The Canadian build-out is anchored in operating experience, not theory. Garvin also serves as Co-Founder and CEO of WorldOne Energies, an India-based solar manufacturer operating a 2 GW facility in Nagpur that supplies markets across India and the UAE.

The group also includes Arab Energies Solar, a sister company delivering utility-scale EPC projects across North America, Africa, and the Middle East. Together, the three companies give Canadian Energies a manufacturing, distribution, and project execution footprint spanning four continents.

“We’ve already built and scaled solar manufacturing and EPC delivery in some of the most competitive markets in the world,” Garvin said. “We’re bringing that operating discipline, that supply chain depth, and that execution capability to Canada at North American scale.”

Richard Wilson, Chairman and President of Canadian Energies, added: “What sets this platform apart is integration.

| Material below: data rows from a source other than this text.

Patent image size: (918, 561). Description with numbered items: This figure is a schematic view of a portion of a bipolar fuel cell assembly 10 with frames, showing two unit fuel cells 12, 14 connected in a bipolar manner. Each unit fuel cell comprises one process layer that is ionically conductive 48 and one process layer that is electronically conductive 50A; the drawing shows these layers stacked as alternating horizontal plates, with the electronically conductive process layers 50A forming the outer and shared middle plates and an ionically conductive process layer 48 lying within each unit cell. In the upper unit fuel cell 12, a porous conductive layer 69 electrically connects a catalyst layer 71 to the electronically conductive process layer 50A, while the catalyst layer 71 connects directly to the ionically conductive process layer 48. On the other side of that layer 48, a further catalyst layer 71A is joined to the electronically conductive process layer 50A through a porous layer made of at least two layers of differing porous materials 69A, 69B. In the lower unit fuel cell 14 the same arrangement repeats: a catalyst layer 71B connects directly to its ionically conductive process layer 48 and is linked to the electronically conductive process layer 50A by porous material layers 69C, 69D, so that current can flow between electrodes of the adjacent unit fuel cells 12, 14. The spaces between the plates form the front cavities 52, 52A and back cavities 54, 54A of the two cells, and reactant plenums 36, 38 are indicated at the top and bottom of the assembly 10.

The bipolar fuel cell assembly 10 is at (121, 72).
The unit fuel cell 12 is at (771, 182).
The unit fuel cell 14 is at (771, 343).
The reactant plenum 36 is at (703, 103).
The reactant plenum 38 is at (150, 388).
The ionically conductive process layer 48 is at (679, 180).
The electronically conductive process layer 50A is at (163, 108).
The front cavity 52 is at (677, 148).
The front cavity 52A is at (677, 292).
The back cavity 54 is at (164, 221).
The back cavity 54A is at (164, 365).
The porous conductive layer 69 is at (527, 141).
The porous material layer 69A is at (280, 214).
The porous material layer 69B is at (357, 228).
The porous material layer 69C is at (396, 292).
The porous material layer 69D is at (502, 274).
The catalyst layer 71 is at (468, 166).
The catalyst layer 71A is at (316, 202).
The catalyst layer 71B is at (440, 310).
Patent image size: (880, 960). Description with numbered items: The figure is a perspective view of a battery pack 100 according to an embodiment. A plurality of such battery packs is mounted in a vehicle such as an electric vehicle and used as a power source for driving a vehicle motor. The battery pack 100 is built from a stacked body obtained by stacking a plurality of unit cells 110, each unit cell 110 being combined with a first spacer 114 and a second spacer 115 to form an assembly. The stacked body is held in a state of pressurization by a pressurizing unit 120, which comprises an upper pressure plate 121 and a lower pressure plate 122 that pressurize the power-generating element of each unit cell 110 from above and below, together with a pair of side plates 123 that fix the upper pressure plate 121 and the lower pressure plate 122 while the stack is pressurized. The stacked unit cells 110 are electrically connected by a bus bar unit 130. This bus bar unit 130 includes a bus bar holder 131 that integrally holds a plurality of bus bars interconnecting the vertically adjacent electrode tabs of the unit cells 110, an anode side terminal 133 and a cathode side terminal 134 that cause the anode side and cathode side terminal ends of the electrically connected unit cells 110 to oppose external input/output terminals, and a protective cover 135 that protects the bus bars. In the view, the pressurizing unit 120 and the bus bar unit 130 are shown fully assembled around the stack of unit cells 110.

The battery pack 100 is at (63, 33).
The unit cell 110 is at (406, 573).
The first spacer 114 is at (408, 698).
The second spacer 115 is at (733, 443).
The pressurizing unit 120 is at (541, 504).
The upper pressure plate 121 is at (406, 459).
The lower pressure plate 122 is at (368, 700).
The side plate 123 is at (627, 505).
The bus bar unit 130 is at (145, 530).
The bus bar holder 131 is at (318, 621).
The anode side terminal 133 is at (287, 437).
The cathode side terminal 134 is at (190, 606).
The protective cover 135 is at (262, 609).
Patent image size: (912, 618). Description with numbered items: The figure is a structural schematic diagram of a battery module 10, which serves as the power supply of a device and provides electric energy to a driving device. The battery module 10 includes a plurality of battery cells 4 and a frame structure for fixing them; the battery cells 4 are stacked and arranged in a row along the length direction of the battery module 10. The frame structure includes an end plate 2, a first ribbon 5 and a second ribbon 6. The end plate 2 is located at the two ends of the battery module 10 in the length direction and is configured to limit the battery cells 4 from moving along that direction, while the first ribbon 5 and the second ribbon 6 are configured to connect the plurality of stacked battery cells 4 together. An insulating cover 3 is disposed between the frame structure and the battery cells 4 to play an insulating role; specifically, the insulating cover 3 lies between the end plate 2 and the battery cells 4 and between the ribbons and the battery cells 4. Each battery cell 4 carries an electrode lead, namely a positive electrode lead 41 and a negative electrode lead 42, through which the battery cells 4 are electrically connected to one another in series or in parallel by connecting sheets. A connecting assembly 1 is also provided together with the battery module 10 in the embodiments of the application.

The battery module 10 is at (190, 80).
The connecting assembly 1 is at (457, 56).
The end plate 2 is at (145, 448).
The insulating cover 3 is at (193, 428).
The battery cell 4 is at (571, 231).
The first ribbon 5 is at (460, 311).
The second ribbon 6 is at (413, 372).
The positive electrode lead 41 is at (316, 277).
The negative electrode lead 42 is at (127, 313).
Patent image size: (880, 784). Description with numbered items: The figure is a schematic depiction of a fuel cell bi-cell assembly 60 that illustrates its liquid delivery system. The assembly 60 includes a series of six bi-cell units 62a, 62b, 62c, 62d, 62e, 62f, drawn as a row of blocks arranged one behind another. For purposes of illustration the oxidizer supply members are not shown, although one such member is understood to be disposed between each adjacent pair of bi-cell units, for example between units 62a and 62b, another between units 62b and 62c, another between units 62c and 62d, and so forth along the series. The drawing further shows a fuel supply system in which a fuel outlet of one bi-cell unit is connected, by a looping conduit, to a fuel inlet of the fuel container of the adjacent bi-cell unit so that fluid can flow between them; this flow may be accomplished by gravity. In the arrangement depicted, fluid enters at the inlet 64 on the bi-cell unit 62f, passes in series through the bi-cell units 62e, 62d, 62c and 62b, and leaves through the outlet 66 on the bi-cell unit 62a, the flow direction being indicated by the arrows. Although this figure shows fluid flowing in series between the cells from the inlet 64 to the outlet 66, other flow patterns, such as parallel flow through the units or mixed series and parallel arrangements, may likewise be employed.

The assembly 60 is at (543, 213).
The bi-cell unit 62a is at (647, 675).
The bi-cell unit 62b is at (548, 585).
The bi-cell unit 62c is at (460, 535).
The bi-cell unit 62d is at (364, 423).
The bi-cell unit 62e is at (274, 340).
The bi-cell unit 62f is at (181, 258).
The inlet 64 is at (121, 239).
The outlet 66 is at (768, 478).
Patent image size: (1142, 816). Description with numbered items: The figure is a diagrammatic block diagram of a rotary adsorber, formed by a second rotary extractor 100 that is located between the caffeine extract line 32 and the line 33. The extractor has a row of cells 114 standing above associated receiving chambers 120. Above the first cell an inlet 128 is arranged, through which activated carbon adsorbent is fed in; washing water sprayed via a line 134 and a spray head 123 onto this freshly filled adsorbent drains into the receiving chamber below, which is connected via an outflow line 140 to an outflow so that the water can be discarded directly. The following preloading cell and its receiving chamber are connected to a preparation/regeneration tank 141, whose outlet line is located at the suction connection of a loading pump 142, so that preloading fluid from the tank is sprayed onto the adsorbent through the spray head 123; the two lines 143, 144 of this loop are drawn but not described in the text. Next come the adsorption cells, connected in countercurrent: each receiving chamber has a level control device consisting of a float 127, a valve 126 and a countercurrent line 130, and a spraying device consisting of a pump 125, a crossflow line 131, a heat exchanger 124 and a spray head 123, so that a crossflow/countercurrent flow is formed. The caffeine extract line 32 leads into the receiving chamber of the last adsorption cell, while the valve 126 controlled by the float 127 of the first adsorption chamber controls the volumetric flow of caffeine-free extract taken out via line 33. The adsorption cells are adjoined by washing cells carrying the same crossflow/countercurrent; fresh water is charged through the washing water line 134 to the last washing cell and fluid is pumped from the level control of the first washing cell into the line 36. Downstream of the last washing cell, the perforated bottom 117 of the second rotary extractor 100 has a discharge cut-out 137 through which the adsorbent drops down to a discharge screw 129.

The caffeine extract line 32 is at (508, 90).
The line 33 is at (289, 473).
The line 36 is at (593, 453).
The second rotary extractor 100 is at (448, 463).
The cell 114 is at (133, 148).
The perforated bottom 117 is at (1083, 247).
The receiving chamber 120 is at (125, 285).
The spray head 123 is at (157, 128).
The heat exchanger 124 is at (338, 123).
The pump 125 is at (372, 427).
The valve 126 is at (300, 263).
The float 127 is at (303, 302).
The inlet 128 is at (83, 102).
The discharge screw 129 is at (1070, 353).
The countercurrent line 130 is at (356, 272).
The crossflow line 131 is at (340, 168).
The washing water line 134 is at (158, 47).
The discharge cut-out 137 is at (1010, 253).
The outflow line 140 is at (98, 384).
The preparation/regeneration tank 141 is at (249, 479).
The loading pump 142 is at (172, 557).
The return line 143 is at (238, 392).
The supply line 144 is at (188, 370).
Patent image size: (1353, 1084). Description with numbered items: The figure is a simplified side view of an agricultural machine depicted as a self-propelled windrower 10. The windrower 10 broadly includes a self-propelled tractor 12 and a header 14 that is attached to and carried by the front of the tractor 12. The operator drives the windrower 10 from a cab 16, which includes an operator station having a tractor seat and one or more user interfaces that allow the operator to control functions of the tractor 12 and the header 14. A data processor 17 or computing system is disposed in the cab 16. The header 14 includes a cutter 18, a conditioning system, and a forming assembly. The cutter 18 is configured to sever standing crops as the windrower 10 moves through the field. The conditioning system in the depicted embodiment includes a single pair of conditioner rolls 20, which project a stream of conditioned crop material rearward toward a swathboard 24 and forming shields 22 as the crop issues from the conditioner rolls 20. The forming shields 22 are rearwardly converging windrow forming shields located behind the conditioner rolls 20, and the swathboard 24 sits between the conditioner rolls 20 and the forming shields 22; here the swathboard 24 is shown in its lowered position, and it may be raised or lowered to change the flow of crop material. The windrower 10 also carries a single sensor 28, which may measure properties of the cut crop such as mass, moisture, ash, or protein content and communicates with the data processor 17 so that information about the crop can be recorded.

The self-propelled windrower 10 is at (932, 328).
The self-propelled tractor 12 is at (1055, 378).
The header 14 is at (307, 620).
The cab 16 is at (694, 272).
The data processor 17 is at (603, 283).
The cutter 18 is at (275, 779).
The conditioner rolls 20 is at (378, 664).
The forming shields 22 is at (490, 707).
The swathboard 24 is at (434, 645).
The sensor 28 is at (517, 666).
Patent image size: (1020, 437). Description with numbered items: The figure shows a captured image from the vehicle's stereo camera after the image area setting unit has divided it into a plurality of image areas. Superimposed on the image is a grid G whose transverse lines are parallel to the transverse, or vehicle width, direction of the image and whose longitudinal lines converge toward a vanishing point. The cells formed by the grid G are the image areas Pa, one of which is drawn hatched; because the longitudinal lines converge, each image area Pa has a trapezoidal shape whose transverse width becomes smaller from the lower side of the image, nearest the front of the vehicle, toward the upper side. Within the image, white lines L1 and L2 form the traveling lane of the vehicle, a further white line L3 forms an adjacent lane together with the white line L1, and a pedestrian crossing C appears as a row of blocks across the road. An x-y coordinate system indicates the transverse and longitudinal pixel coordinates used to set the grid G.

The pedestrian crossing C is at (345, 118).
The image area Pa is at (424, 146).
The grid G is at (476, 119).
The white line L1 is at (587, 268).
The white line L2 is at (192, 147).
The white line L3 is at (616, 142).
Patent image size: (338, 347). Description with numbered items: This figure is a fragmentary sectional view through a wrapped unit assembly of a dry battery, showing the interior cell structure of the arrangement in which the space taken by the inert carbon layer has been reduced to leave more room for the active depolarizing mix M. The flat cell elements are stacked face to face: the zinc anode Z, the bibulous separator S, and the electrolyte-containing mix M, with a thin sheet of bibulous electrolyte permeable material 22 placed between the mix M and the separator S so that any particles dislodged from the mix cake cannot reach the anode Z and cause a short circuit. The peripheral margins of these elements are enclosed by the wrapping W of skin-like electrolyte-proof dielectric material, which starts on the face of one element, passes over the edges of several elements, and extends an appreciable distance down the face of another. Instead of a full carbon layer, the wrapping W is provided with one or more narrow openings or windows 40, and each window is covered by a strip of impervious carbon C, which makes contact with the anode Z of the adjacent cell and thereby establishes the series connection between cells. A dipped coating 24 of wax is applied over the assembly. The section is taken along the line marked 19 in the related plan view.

Manufacturing, EPC, and storage under one roof, with real projects already moving across multiple geographies. That’s what utility and corporate buyers in North America are looking for right now: a partner that can actually deliver.”

Garvin, a member of the Forbes Business Council, also serves as Managing Partner at PrimePath Capital, where he invests in and advises early-stage green energy ventures.

“Through PrimePath Capital, I see the full landscape of where cleantech capital is moving – and it’s moving toward companies that own their supply chain and can actually execute,” Garvin said. “Canadian Energies isn’t a thesis. It’s the answer to it.”

As the platform scales, Canadian Energies is opening conversations with:
– Institutional and strategic investors
– Utility and corporate offtake partners
– Landowners with interconnection-ready sites in Canada and the U.S.
– EPC, O&M, and module supply collaborators

“The only cleantech that matters is the kind that actually gets built,” Garvin said. “We’re moving between boardrooms, job sites, and factory floors because that’s what real execution looks like. The energy transition won’t happen on slide decks.”